I wonder if in a future not so distant, we may have to deliver the latest technology and medical knowledge to critically ill patients where they are, rather than gather them into a single unit where the transmission of resistant germs would be more likely, even if we adopt all necessary precautions.
Regarding your “rambomycin” it will always be very welcome and should, like all other antibiotics, be used wisely.
In your last paragraph you wrote:
“Do we dare allow our last-ditch antibiotics to be exported to places where we risk that they will be beaten by the germs due to inadequate infection-control procedures?”
This thought bothered me a lot, especially being in the 21st century.

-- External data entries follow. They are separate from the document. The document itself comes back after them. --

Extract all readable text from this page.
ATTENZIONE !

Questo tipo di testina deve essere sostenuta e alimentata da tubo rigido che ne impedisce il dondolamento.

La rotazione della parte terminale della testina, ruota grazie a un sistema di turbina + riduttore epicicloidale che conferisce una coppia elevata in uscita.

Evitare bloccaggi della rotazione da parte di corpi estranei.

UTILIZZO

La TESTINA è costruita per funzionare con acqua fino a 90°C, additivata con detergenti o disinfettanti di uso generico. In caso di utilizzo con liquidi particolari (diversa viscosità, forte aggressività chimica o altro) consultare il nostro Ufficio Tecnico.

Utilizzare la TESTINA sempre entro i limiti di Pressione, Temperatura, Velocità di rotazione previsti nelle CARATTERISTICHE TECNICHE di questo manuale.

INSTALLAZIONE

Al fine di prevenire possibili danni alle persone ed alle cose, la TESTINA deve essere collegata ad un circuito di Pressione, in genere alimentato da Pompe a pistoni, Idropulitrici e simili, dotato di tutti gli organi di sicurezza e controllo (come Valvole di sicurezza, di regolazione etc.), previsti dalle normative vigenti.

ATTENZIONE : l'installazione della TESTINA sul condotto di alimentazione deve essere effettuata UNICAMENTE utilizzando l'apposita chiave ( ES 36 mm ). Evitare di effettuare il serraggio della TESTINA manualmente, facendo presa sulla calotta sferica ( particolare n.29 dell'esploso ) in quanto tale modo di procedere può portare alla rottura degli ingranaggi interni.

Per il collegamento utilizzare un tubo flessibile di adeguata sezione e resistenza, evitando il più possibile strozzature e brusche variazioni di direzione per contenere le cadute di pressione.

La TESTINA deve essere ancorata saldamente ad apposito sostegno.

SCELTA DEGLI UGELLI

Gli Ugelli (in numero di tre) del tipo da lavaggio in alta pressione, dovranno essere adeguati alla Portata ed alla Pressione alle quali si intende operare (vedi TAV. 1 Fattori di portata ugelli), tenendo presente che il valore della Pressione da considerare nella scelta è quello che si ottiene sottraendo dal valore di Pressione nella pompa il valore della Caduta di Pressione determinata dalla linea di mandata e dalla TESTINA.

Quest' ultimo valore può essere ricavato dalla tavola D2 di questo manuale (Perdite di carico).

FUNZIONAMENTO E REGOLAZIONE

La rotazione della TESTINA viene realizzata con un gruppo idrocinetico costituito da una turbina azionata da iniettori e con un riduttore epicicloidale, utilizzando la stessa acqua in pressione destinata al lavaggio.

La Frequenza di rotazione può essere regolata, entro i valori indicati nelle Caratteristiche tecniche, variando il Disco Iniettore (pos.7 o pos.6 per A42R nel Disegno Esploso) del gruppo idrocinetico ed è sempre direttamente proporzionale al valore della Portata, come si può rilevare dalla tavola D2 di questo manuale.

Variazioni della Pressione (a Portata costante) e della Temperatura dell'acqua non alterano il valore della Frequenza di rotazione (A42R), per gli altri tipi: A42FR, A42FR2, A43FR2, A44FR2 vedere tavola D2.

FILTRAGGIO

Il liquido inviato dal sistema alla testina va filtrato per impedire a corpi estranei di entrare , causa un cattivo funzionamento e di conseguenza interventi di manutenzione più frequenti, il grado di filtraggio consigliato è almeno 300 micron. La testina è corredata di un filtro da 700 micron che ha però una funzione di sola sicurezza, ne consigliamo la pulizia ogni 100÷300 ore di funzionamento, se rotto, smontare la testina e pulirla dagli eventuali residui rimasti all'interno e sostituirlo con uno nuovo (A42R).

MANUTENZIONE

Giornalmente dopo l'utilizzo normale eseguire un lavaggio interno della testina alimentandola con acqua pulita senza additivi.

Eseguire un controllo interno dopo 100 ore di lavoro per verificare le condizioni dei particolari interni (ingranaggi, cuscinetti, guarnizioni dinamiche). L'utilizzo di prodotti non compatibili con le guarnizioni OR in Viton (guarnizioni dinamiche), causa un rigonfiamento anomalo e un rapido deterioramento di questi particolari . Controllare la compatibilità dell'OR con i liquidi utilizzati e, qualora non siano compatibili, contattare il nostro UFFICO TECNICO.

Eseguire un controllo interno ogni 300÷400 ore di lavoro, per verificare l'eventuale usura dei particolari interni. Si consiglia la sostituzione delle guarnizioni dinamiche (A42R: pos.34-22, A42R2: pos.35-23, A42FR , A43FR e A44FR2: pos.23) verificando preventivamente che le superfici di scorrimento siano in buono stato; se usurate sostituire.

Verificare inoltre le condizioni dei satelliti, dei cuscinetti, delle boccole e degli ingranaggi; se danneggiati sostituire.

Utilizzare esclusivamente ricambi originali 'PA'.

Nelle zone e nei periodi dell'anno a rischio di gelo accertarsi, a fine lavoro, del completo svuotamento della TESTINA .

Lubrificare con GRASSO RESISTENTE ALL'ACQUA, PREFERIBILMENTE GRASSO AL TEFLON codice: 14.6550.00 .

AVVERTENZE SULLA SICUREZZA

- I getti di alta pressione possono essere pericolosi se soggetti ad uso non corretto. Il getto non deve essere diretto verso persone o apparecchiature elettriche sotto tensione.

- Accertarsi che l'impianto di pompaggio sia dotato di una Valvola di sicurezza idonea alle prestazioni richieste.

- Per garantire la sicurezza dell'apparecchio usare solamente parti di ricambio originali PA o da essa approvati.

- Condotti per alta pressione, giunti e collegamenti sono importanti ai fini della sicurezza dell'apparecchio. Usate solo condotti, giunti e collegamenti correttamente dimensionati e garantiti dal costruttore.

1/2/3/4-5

This kind of questioning, about denying access to scientific progress that can save human lives, besides being impractical, would be unethical and contrary to the UNESCO Universal Declaration on Bioethics and Human Rights.
http://unesdoc.unesco.org/images/0014/001461/146180e.pdf

Guest

As always, an interesting conversation.

Thank you for your comments on new drug development and antibiotic use in agriculture. Bacteria learn in a very short time how to outsmart antibiotics, and new drugs are years away. Making new antibiotics is both expensive and difficult. However, even when new drugs arrive, their effectiveness will quickly disappear if the prescribing and use doesn’t improve. We need to be doing a better job of improving appropriate use of antibiotics in all sectors – humans and animals.

Guest
May 7, 2014

Antibiotic resistant bacteria are indeed as terrifying as Dr. Freiden describes. In addition to his suggestions, I would favor policy changes that incentivize the development of new drugs to combat these super bugs. The Orphan Drug Act was instrumental in getting pharmaceutical and biologic companies to invest in targeted cures for rare diseases. A similar act (including things like patent extensions and FDA drug approval fast-tracking) for anti-microbial products/medicines could be very helpful and don’t cost tax payers anything.